There's an easy way, in VBA, to tell if a selected string in a Microsoft Word document is a number:

Sub IsNumber()
  
  If IsNumeric(Selection) = True Then
    MsgBox "It's a number"
  Else
    MsgBox "It's not a number"
  End If
End Sub

(It will count strings with commas and/or full-stops* (used as decimal points) in them as numbers provided everything else is a digit.)

* That's "periods" to some of you strange foreign types.
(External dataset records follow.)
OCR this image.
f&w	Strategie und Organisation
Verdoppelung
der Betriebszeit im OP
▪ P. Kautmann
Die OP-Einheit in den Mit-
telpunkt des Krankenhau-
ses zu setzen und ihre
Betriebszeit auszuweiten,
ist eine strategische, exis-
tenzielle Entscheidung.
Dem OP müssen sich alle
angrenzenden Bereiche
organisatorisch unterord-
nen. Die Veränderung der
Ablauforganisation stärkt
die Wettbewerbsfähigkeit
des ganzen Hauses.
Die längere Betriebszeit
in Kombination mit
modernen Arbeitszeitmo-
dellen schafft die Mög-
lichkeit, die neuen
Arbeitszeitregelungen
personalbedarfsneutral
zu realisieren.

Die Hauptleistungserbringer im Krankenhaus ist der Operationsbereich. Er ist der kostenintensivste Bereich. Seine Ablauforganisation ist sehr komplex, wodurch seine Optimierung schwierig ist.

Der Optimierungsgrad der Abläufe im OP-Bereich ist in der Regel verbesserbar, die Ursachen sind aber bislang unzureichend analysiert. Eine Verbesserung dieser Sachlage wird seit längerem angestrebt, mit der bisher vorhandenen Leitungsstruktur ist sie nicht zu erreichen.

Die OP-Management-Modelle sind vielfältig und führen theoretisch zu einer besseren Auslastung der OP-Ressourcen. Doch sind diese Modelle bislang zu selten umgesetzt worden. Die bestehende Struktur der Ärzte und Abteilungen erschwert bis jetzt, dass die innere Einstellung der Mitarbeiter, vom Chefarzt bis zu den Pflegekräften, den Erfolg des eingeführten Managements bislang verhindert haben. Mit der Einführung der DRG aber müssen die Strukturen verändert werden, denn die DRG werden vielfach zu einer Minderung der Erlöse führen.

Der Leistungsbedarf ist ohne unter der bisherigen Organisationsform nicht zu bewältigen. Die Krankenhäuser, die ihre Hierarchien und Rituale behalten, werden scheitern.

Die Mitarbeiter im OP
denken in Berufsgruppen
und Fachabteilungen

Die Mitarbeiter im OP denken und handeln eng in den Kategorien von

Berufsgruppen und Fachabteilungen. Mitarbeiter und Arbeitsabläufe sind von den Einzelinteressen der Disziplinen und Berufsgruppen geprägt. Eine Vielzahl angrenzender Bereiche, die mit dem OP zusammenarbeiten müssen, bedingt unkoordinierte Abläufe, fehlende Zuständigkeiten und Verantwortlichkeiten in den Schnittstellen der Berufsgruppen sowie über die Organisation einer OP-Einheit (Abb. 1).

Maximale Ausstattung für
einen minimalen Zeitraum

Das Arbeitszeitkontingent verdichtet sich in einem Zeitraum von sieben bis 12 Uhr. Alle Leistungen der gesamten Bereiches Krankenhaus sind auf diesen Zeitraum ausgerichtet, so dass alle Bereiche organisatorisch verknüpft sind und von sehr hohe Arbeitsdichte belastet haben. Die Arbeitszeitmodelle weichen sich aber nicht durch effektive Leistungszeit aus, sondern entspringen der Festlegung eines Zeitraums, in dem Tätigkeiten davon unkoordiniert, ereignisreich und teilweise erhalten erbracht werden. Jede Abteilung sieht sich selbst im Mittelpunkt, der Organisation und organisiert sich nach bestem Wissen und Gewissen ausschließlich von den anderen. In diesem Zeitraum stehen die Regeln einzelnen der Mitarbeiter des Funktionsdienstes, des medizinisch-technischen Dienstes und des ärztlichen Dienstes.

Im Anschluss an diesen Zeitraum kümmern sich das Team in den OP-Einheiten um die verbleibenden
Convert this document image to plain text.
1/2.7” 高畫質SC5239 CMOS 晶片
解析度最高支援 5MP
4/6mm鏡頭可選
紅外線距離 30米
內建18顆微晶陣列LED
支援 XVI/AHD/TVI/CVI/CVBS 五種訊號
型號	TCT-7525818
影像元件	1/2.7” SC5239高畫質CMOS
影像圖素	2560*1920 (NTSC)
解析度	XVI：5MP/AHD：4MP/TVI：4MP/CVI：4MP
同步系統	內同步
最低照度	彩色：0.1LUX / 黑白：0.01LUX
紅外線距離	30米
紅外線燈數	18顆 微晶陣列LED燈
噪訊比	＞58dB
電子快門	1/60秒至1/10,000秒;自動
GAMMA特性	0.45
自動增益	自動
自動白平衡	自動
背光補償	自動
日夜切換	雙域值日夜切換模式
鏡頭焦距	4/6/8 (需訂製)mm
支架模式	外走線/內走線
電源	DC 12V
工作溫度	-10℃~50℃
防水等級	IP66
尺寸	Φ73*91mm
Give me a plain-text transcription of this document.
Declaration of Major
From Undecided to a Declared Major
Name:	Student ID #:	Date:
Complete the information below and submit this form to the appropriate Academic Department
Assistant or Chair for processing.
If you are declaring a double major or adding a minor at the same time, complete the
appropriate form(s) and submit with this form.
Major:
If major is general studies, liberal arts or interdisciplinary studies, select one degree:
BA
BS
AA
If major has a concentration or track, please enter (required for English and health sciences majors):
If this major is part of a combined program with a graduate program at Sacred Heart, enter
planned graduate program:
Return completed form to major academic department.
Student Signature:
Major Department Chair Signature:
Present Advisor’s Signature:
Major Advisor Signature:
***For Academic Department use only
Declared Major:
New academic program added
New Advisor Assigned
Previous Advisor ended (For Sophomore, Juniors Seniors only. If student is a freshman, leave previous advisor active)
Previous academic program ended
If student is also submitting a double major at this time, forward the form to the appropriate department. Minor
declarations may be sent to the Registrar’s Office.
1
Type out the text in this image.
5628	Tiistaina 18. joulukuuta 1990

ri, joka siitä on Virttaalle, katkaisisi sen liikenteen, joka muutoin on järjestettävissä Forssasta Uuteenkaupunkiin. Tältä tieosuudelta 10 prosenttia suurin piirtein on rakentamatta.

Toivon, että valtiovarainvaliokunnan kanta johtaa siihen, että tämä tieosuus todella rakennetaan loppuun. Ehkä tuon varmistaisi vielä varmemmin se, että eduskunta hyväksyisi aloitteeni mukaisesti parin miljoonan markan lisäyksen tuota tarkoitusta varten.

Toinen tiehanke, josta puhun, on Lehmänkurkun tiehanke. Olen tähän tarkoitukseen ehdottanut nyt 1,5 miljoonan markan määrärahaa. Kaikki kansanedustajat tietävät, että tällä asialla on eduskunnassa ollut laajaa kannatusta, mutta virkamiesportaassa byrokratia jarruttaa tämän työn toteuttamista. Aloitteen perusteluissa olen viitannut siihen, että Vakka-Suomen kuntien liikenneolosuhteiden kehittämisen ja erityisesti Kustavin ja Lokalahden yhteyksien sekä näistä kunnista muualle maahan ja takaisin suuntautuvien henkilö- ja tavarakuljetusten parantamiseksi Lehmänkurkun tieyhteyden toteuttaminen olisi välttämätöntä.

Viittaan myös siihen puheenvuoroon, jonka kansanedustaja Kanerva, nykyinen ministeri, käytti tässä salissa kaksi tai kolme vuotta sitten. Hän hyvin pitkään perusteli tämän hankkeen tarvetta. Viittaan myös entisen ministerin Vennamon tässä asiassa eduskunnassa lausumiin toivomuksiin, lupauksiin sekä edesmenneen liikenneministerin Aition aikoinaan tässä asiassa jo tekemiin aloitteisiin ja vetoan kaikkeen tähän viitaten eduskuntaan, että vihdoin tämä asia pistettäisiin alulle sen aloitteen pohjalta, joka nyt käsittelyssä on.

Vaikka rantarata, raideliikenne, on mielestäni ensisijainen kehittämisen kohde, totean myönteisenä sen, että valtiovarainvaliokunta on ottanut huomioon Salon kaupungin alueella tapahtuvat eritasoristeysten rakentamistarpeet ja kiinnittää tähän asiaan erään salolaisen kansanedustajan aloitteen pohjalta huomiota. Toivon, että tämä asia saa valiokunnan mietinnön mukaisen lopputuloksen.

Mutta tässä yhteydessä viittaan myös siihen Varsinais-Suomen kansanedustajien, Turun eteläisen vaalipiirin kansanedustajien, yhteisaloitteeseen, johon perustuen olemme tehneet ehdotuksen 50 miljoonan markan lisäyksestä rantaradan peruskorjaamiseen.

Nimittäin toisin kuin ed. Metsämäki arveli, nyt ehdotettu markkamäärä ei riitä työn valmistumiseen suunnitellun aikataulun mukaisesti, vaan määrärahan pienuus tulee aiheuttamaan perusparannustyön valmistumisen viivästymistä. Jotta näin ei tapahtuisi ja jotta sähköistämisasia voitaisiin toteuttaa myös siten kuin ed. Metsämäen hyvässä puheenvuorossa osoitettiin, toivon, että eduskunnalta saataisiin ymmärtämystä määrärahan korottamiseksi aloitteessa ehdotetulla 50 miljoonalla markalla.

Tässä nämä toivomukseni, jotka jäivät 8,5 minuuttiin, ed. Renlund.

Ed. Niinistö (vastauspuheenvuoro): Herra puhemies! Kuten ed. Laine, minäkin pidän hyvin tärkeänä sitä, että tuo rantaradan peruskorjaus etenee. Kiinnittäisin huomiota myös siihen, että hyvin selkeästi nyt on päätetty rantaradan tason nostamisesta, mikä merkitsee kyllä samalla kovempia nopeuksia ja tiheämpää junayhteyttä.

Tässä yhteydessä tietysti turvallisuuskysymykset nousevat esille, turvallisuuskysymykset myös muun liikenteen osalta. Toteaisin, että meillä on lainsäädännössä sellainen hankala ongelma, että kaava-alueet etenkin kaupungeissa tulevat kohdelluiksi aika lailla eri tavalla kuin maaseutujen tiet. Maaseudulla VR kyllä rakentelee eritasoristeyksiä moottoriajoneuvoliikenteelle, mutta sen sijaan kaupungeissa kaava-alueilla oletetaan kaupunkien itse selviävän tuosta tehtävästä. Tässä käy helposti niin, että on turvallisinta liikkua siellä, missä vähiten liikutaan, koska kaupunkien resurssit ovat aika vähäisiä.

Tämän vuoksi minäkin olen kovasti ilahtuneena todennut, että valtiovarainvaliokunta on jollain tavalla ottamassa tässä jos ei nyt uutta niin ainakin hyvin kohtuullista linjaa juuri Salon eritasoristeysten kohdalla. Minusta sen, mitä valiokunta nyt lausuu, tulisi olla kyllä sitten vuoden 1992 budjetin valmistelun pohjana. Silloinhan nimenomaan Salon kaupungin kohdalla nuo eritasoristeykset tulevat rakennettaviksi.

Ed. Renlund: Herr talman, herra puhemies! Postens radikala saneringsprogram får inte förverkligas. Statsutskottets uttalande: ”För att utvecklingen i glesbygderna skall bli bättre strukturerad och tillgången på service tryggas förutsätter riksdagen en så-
Unfortunately there's no equivalent method for telling if a string contains nothing but letters, and that's the workaround I was asked for. Well, my first thought was something like this:

Sub Sub IsABC()
  If Selection.Range.Case = wdLowerCase Or _
   Selection.Range.Case = wdTitleWord Then MsgBox "All letters"
End Sub

… but with a complete list of possible cases instead of just the two in that example. Unfortunately, it turns out that provided the selection includes letters, it'll quite happily report spaces, commas, hyphens etc and even numbers, as being letters. Select one of those things on its own however, and it won't do so—which does leave us with the option of checking character-by-character. So here's my workaround. It ain't pretty, but it does do the job asked of it:

Sub IsABC()
  
  Dim iSelected As Integer
  iSelected = Len(Selection)
  
   iCount = 0
  Do While iCount < iSelected
   iCount = iCount + 1
    If Selection.Range.Characters.Last.Case = wdUpperCase = False And _
     Selection.Range.Characters.Last.Case = wdLowerCase = False Then
      Selection.moveend unit:=wdCharacter, Count:=iCount - 1
      MsgBox "Not all letters"
      Exit Sub
    End If
    Selection.moveend unit:=wdCharacter, Count:=-1
  Loop
  Selection.MoveRight unit:=wdCharacter, Count:=iSelected, Extend:=wdExtend
  MsgBox "All letters"
End Sub

All it does is check the final character in the selection, then shrink the selection by one character and check again, until it either runs into something that's not upper or lower case (i.e., not a letter)—in which case it reselects the characters it's deselected and reports that the selection is "Not all letters"—or until it runs out of things to check, in which case it reselects the whole lot and reports that the selection is indeed "All letters." (Presumably, in actual use, it would make a Boolean true or false. I didn't ask what it was wanted for.)

Anyways, that's me lot. As ever, I hope this will be of help to somebody.